The Catalyst Killing - страница 19
XIV
When I left the Reinhardts’ museum of photographs in Seilduk Street, there was still an hour left until my meeting with Marie Morgenstierne’s father. But there was now a reasonable hope that I might find Miriam Filtvedt Bentsen at the SPP office in Pilestredet.
I would never have dreamed that I would ever want to go there. And my first attempt was a bit of a fiasco. The door was locked and the lights were off, and there was no response to my rather aggressive use of the doorbell.
I was standing outside on the pavement wondering if I should drive to the address I had in Sogn Halls of Residence, when a bus stopped a short way down the street.
Even on this otherwise sad day, I almost burst out laughing when I saw the only passenger who got off. It was the first time I had ever recognized someone because I could not see their face. This was because she was reading an unusually large and thick book as she got off the bus and crossed the road. All that was visible below the book covers was a pair of blue jeans and a multicoloured sweatshirt, and above, some fair hair.
Judging from the front cover, the book was a single-volume work on nineteenth-century English literature. It certainly looked as though it contained most of what could be written about the subject.
When she was only a few feet away, I could not resist saying: ‘Miss Filtvedt Bentsen, I presume?’
She came to an abrupt halt, lowered the book and looked at me, more than a little bewildered. The twinkle in her eye rapidly changed to curiosity when I produced my police ID. The first thing I heard her say was a surprise nonetheless.
‘How exciting. Am I about to be arrested? In which case, what for?’
She looked up at me with a teasing smile, but was serious again as soon as I said that I unfortunately had to ask her some questions regarding the investigation into the death of Marie Morgenstierne.
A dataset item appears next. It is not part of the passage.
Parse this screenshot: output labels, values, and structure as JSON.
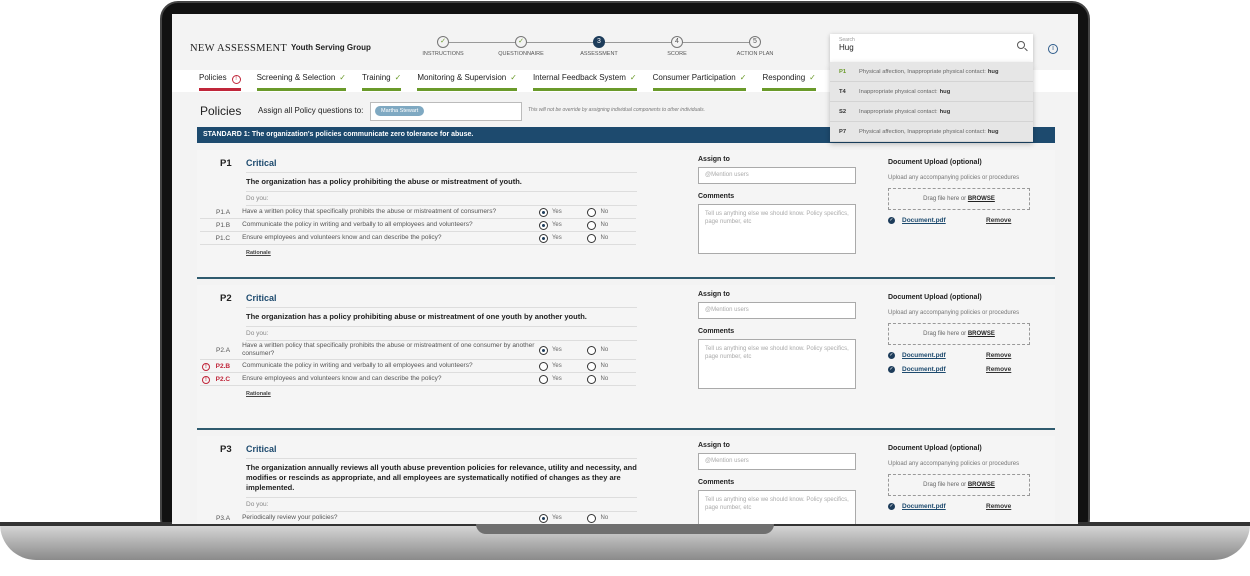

‘Oh, so it was poor Marie? I heard that a young woman had been murdered at Smestad on the radio while I was eating my lunch today. They didn’t give her name, but I was anxious to know whether it could have been her or Kristine Larsen. Then I reasoned that the chances of that were very slim. What a terrible thing to happen, and I will of course answer any questions you might have about the case.’
I stared at her, fascinated, and then shook the hand she held out towards me. Her handshake was firm and her expression somehow both concentrated and relaxed at the same time. I was surprised to notice a necklace with a small cross around her neck. I had heard that there were Christian socialists in the SPP, but had never encountered one before.
It occurred to me that she also disproved the claim that one of my colleagues had made that if there were attractive women in the SPP, he had certainly never seen one. Her fair hair fluttered in the wind. It seemed to me that there was something refreshing and free-spirited about Miriam Filtvedt Bentsen, something that made me more interested in her than the other three members of the group.
I nodded my agreement as soon as she pulled a key from her jacket pocket and suggested that we should go and sit down in the party office.
The SPP office was even smaller, dustier, more overflowing with paper and more deserted than I had imagined. There was no danger of us being interrupted as we sat on our chairs by a desk that looked like it was about to collapse.
Miriam Filtvedt Bentsen had now very definitely closed her book and given me all her attention. She leaned across the desk with obvious interest and concentration. I of course could not be seen to be any different. So five minutes after meeting for the first time, we were thus suddenly sitting in deep and focused conversation, our faces only inches from each other.
Miriam Filtvedt Bentsen quickly proved to have a considerably more nuanced view of Falko Reinhardt than the others who had been at the cabin when he disappeared. She agreed that he was an extremely intelligent and charismatic person, and obviously also very well read. He was perhaps one of the best linguists she had ever met. As a socialist, however, he was both too simplistic and too egoistic, and the group had acted too much like a personal fan club and too little like a political work group. The leader of the group was, according to Miriam, ‘one of those people who believed that the road was built because he started his car’.